Ordered at the beginning of the 19th century by Napoleon Bonaparte to offer Parisians a new supply of drinking water, as well as an alternative to the Seine for river traffic, the canal Saint-Martin (extended by those of Saint-Denis and de l’Ourcq) knew at this time a huge industrial development.
Soap factories and cosmetics, agro-food industries, sugar refineries, piano factories … The industry was flourishing, attracting many workers in these new neighborhoods. A vestige of this industrial past, Quai de Jemmapes, in the 10th arrondissement, is the last major factory in Paris still in operation.

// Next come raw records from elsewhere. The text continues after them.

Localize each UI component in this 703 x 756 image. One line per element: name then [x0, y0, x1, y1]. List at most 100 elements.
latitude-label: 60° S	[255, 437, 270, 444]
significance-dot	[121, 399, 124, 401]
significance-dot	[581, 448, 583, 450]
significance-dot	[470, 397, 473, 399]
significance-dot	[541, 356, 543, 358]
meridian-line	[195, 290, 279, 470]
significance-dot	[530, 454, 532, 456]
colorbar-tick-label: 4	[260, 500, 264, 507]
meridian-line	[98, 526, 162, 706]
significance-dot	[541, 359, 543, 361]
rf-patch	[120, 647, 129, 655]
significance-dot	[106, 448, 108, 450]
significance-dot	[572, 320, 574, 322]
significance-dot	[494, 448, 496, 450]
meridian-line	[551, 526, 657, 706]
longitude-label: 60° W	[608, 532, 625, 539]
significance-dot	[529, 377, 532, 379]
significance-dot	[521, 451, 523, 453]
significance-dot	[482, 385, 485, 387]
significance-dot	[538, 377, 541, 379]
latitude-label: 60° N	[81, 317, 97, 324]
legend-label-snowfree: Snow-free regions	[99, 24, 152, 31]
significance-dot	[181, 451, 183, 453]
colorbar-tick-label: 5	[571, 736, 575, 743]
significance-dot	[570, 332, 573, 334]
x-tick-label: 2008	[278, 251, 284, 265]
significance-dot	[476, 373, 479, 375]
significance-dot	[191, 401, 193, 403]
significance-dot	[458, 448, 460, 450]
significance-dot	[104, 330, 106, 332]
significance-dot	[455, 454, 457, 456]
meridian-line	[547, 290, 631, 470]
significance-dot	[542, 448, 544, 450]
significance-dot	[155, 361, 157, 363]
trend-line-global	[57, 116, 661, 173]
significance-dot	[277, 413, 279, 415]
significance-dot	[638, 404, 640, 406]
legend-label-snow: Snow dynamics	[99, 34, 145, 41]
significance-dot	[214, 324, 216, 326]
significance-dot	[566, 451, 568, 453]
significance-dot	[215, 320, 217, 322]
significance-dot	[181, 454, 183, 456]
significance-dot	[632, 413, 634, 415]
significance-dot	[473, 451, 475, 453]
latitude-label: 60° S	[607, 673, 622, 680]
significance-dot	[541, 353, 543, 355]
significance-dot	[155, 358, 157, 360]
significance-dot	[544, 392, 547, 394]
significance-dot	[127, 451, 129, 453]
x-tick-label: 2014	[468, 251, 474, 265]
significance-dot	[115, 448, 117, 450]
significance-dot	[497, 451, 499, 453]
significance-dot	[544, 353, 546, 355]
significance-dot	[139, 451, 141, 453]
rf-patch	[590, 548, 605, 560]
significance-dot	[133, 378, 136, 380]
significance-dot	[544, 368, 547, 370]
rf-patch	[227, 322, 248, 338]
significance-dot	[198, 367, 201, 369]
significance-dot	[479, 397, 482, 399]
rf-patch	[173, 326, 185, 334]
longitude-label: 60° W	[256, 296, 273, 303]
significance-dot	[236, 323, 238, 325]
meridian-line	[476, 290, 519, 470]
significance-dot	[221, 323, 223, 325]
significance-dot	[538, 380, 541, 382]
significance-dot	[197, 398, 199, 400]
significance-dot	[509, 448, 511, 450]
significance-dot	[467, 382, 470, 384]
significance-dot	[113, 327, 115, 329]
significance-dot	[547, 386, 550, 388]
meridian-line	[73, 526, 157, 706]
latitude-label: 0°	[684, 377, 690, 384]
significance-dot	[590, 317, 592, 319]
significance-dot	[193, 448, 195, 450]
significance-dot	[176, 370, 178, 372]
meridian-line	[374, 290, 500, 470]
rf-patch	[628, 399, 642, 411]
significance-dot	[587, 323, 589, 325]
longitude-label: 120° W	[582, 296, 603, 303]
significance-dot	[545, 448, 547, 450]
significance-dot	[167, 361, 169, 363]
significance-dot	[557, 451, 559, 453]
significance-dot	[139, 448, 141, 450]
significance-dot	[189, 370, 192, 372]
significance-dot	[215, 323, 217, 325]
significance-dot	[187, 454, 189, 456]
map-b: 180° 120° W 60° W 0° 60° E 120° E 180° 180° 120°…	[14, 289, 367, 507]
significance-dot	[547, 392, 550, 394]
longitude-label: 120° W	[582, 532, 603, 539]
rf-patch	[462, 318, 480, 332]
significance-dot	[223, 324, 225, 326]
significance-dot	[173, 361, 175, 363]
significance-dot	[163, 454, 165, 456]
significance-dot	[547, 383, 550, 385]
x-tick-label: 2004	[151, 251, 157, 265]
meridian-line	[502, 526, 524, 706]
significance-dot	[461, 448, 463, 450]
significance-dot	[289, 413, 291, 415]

Located along the Canal Saint-Martin, this listed building was built in 1895 for the Parisian Compressed Air Company to produce electricity for eastern Paris. The Company called on the architect Paul Friésé, specialized in the construction of industrial and commercial buildings.
In the early 1910s, CPAC lost its concession, the City of Paris wishing to unite all the electricity networks under one single banner. The factory was sold in 1914, and underwent many changes of owners, becoming a shoe factory, a warehouse, or a textile workshop.
Since the 1930s, the Exacompta paper maker makes here diaries and management notebooks. Last witness to the district’s industrial past, the ocher and red brick facade with metal-edged windows is a superb example of industrial architectural creations at the end of the 19th century.
To discover during a walk on the banks of the canal Saint-Martin!